Book Recommendation: Excellent Sheep by William Deresiewicz

What is the point of college? Is a university education merely the next step to achieving lucrative employment in finance or consulting, or a stepping stone to medical or law school?

William Deresiewicz, a professor at and alumni of Yale, examines in "Excellent Sheep: The Miseducation of American Elite" the consequences of an educational system that prioritizes checking off boxes and valuing learning only as a means to an end.

Reflecting on his own transition from high school to college, to him, "College was a blank. College was the 'next thing."

He criticizes the endless hoop-jumping society and college admissions processes subject students to. There is no room to take a step back and reflect thoughtfully on our actions and behaviors. 

"Questions of purpose and passion were not on the syllabus. Once they've reached the shining destination toward which their entire adolescence had been pointed...many kids find out what they have no idea why they're there, or what they want to do next."
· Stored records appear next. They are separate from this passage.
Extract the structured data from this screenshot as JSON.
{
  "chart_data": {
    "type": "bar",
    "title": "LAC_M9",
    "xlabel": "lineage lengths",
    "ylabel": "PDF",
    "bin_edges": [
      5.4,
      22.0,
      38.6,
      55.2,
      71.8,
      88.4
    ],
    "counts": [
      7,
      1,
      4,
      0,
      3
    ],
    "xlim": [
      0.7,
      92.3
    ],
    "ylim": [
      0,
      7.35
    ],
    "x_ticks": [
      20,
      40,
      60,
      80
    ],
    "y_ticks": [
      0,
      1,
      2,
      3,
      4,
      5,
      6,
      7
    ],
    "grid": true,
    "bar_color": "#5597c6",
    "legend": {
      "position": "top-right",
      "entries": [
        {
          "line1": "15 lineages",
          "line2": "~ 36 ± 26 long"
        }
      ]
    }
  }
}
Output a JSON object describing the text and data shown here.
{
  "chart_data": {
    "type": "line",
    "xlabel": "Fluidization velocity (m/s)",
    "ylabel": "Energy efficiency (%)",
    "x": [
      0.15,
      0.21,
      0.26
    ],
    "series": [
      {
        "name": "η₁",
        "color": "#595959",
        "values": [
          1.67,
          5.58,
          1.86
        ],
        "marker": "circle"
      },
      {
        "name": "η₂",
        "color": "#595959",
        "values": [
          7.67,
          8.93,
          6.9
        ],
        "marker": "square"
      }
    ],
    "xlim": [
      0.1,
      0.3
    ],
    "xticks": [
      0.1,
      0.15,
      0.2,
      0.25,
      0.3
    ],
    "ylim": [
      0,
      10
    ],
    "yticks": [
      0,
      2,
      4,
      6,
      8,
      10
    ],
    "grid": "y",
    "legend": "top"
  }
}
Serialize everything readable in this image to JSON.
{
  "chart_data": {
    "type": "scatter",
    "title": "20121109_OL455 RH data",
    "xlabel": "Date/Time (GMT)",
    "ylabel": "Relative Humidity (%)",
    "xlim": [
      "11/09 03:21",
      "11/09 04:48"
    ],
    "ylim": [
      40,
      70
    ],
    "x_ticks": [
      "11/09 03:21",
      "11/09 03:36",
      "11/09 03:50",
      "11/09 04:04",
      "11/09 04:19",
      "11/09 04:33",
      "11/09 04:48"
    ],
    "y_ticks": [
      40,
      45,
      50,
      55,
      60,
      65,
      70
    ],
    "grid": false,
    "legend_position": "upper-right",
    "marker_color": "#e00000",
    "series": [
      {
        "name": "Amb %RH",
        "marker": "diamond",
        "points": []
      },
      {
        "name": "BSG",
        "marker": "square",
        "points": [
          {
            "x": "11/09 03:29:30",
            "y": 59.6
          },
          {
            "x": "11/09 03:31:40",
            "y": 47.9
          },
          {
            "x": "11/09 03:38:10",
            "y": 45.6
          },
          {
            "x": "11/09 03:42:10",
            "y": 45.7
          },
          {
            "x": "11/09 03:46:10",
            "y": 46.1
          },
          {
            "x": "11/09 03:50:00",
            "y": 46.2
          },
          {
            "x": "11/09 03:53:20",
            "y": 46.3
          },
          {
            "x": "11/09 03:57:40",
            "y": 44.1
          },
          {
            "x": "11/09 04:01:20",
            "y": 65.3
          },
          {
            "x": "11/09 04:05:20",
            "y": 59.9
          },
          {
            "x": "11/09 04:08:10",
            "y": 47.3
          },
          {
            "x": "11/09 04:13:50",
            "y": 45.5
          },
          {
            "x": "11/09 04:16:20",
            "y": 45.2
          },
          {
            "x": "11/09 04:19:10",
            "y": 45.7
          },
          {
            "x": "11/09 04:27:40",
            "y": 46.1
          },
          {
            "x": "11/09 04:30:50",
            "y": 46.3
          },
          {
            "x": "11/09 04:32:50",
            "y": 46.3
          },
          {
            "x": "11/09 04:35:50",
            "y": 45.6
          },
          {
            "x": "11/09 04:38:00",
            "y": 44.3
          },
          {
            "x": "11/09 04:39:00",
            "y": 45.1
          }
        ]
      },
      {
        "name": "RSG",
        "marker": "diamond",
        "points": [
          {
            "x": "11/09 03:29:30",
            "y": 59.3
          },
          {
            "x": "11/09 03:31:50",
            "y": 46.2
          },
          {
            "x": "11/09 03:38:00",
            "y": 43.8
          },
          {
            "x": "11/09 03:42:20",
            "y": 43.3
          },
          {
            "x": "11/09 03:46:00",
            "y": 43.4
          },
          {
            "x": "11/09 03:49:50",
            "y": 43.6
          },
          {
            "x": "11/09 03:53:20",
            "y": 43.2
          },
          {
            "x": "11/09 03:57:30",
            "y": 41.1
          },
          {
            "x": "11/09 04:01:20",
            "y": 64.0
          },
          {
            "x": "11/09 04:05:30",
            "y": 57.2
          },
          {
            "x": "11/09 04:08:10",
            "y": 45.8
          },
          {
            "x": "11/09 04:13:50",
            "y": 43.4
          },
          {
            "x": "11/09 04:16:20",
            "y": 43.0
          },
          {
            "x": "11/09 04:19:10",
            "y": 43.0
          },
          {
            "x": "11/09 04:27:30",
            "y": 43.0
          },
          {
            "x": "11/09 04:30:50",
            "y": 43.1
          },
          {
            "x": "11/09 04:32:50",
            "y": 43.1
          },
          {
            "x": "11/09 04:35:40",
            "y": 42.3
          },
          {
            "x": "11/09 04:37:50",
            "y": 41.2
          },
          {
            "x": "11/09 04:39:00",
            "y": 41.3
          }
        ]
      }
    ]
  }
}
He notes students he has taught for the past decade who learn to pass exams, but not how to use their minds. Instead of defining self-worth on their SATs and class rank, students identify with the MCAT or earning an internship at Goldman Sachs - only the credentials change.

Many students lament the stresses and comparisons that come from attending competitive high schools. Is it in your best interest to attend universities with these same sorts of people?

Especially at elite institutions, he finds a risk-averse student body terrified of failure. Deresiewicz examines the origins of our current society and offers prescriptions on how to get the most of the possibilities of exploration offered by an undergraduate education. 

One thing I appreciated about my experience at UT is there were thousands of people doing different things. UT's diverse student body offers exposure to different perspectives, opportunities, and career paths. Families often laud prestige for its own sake, but you can receive an excellent education at public universities.